Chunkflow: Distributed Hybrid Cloud Processing of Large 3D Images by Convolutional Nets
This addresses the problem of handling teravoxel to petavoxel images in biomedical research, though it is incremental as it builds on existing ConvNet methods with a focus on distributed processing.
The authors tackled the challenge of processing large 3D biomedical images using 3D Convolutional Networks by introducing Chunkflow, a distributed software framework that leverages local and cloud GPUs/CPUs, which reduced costs by utilizing cheap unstable cloud instances.

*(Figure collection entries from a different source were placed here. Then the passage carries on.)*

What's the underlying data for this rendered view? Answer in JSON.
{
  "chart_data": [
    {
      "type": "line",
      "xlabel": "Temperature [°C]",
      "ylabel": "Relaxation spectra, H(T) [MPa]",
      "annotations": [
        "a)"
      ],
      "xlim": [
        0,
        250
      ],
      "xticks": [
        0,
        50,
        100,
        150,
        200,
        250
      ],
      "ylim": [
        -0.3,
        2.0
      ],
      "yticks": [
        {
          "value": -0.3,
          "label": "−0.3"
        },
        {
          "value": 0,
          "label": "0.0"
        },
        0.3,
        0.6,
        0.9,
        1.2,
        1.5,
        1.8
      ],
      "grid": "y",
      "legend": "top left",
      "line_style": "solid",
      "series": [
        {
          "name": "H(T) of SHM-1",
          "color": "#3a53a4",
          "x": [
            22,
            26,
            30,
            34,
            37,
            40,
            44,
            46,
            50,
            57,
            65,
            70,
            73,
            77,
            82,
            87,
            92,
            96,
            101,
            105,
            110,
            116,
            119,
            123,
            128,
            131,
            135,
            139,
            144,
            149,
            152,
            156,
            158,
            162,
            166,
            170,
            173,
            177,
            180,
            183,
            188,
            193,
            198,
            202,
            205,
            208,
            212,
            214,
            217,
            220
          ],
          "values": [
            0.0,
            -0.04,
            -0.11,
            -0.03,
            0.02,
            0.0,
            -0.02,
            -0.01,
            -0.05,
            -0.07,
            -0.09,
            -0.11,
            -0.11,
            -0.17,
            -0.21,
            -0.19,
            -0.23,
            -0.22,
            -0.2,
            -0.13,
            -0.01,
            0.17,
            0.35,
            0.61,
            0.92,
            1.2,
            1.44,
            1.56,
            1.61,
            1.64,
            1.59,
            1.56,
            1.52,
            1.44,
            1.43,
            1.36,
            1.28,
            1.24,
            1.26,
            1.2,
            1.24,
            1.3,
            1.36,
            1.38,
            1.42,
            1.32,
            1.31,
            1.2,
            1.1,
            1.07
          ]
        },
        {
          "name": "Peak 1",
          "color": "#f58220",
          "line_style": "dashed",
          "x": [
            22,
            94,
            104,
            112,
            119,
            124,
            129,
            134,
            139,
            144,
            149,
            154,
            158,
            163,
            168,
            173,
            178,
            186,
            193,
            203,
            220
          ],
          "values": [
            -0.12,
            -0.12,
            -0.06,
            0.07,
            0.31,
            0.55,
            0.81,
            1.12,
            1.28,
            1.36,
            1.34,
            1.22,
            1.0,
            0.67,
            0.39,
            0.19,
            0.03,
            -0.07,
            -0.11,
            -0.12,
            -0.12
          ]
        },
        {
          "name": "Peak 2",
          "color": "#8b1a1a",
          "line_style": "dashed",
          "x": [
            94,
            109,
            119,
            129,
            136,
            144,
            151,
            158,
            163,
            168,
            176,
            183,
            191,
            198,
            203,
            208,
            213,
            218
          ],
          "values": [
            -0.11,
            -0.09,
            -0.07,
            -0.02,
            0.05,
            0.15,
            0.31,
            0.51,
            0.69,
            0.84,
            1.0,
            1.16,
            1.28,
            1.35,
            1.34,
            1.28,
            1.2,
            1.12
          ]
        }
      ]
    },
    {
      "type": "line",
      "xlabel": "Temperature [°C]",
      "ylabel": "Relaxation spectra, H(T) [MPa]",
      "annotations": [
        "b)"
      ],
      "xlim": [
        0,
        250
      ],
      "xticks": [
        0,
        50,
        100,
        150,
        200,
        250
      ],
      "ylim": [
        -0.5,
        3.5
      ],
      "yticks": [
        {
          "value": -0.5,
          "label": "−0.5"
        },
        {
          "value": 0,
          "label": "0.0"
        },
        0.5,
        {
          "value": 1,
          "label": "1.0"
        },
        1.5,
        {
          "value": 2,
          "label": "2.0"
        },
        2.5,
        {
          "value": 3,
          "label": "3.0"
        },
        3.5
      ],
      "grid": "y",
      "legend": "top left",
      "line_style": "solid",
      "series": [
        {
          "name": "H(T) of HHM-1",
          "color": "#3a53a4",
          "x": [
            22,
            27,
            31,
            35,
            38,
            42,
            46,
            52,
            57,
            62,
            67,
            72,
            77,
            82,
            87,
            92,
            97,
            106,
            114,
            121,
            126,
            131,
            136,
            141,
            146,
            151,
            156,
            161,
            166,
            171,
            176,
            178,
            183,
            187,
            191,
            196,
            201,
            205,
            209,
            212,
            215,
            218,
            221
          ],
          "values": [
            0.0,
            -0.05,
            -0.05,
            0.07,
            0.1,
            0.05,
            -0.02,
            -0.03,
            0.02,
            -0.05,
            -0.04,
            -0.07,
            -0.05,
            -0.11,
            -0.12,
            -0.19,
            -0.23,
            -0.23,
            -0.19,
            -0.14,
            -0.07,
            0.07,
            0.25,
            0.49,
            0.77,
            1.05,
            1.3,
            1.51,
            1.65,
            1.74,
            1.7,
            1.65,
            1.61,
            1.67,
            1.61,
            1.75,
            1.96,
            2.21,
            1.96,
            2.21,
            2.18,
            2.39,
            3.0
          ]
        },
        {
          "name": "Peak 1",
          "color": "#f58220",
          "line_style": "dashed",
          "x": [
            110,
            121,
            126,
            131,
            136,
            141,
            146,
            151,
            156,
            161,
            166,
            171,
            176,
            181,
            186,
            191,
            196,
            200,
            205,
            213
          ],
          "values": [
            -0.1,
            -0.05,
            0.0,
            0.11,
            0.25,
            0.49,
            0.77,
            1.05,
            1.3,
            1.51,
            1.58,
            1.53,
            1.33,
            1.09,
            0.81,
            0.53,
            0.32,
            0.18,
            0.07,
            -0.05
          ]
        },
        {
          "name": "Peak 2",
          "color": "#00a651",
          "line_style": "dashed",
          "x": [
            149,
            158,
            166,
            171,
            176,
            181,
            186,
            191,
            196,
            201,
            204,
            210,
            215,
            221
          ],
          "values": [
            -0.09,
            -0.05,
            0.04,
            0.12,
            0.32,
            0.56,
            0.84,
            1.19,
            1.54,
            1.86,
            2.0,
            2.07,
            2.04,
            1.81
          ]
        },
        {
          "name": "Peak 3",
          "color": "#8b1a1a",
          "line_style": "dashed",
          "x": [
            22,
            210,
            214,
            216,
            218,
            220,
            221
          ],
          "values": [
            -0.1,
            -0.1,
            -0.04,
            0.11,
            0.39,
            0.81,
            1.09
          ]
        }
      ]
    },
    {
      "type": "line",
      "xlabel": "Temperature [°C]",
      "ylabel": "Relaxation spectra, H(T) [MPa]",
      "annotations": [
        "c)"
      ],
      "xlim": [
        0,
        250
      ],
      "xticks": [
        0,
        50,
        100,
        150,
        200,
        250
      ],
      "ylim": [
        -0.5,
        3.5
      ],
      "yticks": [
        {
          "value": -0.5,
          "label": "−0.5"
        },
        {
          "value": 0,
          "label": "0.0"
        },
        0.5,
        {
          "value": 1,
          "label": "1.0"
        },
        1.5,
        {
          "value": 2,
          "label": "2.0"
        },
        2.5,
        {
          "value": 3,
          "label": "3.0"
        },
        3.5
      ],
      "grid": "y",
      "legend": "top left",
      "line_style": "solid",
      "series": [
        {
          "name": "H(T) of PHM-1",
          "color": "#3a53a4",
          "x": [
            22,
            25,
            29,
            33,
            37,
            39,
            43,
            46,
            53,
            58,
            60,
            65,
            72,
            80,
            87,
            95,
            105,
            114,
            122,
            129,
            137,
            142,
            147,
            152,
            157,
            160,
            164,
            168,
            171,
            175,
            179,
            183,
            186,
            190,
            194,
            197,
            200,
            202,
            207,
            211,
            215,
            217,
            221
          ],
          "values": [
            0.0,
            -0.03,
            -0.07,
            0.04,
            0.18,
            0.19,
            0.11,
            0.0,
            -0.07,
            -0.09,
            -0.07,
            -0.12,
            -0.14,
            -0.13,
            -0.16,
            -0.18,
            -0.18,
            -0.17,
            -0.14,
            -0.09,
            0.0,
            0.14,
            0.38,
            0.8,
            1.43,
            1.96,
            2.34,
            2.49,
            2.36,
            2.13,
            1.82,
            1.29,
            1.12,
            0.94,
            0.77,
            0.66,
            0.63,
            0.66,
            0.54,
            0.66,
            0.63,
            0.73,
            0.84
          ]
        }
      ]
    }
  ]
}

It is now common to process volumetric biomedical images using 3D Convolutional Networks (ConvNets). This can be challenging for the teravoxel and even petavoxel images that are being acquired today by light or electron microscopy. Here we introduce chunkflow, a software framework for distributing ConvNet processing over local and cloud GPUs and CPUs. The image volume is divided into overlapping chunks, each chunk is processed by a ConvNet, and the results are blended together to yield the output image. The frontend submits ConvNet tasks to a cloud queue. The tasks are executed by local and cloud GPUs and CPUs. Thanks to the fault-tolerant architecture of Chunkflow, cost can be greatly reduced by utilizing cheap unstable cloud instances. Chunkflow currently supports PyTorch for GPUs and PZnet for CPUs. To illustrate its usage, a large 3D brain image from serial section electron microscopy was processed by a 3D ConvNet with a U-Net style architecture. Chunkflow provides some chunk operations for general use, and the operations can be composed flexibly in a command line interface.